The 924 Turbo is long gone, it was a challenge to keep it running since a lot of parts were no longer available. So the son sold the car but kept the steering wheel. So it went into the fathers 73 911T. And John, the father wanted to know more about this specific model, the history and also if it’s worth recovering. He even contacted the Momo company and asked questions. But unfortunately, they couldn’t help him which is, I hate to say it, not surprising. This is where I came in.

Momo Virgilio Conrero owned by John

At first sight it looks like a Momo Jackie Stewart but it isn’t. It has a semi dish and the rim is not as thick as the Momo Jackie Stewart. The diameter is 350mm, like quite a number of Momo steering wheels.

Momo Virgilio Conrero Steering Wheel in a Porsche 911

Momo Virgilio Conrero in Johns 73 911T

1973 Porsche 911T

The bespoke 911T

When new, it also had a signature on the right spoke which has vanished over the years. The Momo Virgilio Conrero was also available in black anodized.

Talked to my buddy Jannik, a true aluminium expert, this morning about that very special colour. He’s got two possible explanations as to why it looks the way it does. One, it has been alkaline cleaned and is high alloy. Or two, it has been anodized and coloured and has faded over the years. Pretty special no matter what the reason for that colour is. 

I’ve seen a number of those steering wheels over the years, however, never bought one due to the rather bad conditions they had. It was available with a stacked Momo logo (1968-1973) and with the later Momo logo and “Made in Italy” on the back of the center spoke (1974-1976). Just a couple of weeks ago I even saw one without the Virgilio Conrero Signature but the GT Logo – as in – Momo GT Steering Wheel.

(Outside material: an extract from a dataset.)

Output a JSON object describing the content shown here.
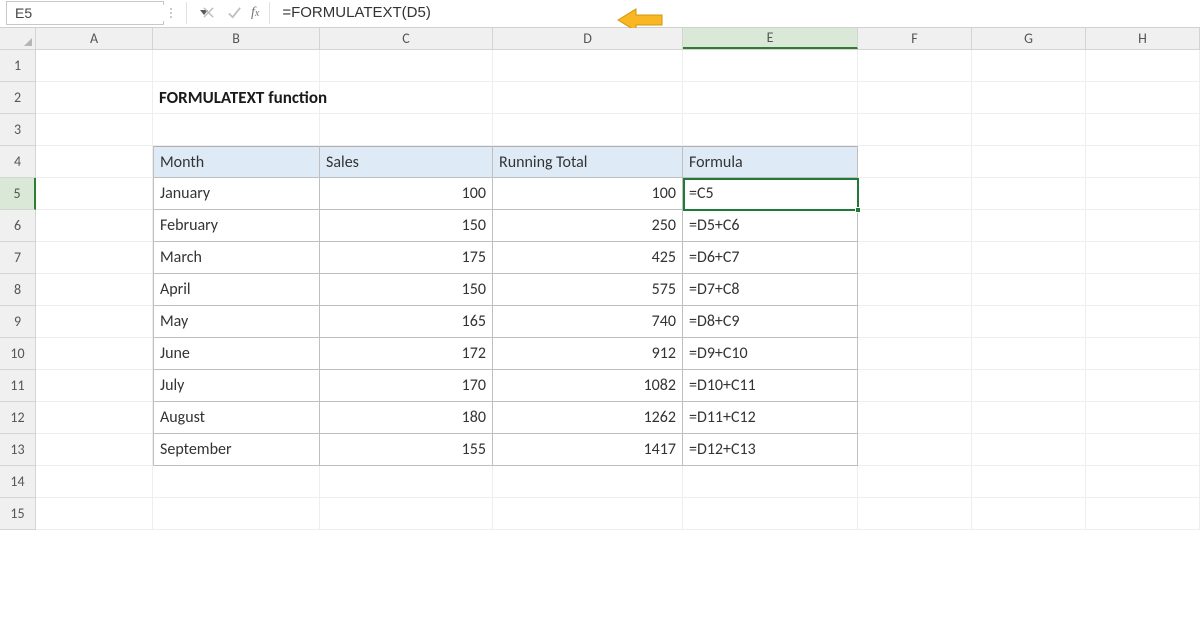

Btw the logo on the center spoke is not original, someone added his personal taste to the wheel. 

And Virgilio Conrero?

Virgilio Conrero was an an Italian automotive engineer and racing team manager. He is known for tuning and racing cars, a real engine genius. His passion was always speed and in 1951 the founded “Autotecnica Conrero”. At first he started tuning Alfa Romeos and until 1969, his cars won over 1000 trophies.

In the early 1960s he even entered the Formula 1 with the legendary De Tomaso-Conrero race car. In the mid 1960s he started working with Renault, Ford, Isuzu, Mitsubishi, Toyota and Honda. In the 1970s and 1980s he worked with Opel and won a huge number of trophies, the total amount was over 3000 at the time.

Virgilio Conrero died in 1990, however the company kept working with Opel and in the 1990s, they won a lot of touring car races with the Opel Kadett Conrero and later the Opel Calibra Conrero. 

In the mid 2000s, the Conrero racing team participated in the Porsche SuperCup Series with two Porsche 911 GT3, Riccitelli and Sauvage won two trophies of that series.

In over 50 years the Conrero team won over 4000 trophies. And obviously, they somehow convinced Gianpiero Moretti & Momo to design a very special Momo Virgilio Conrero Steering Wheel for them.

Momo did those specials a few times, but most of these models are not known to the general public, like the Momo Virgilio Conrero, the Momo Scioneri or the Momo DeSanctis.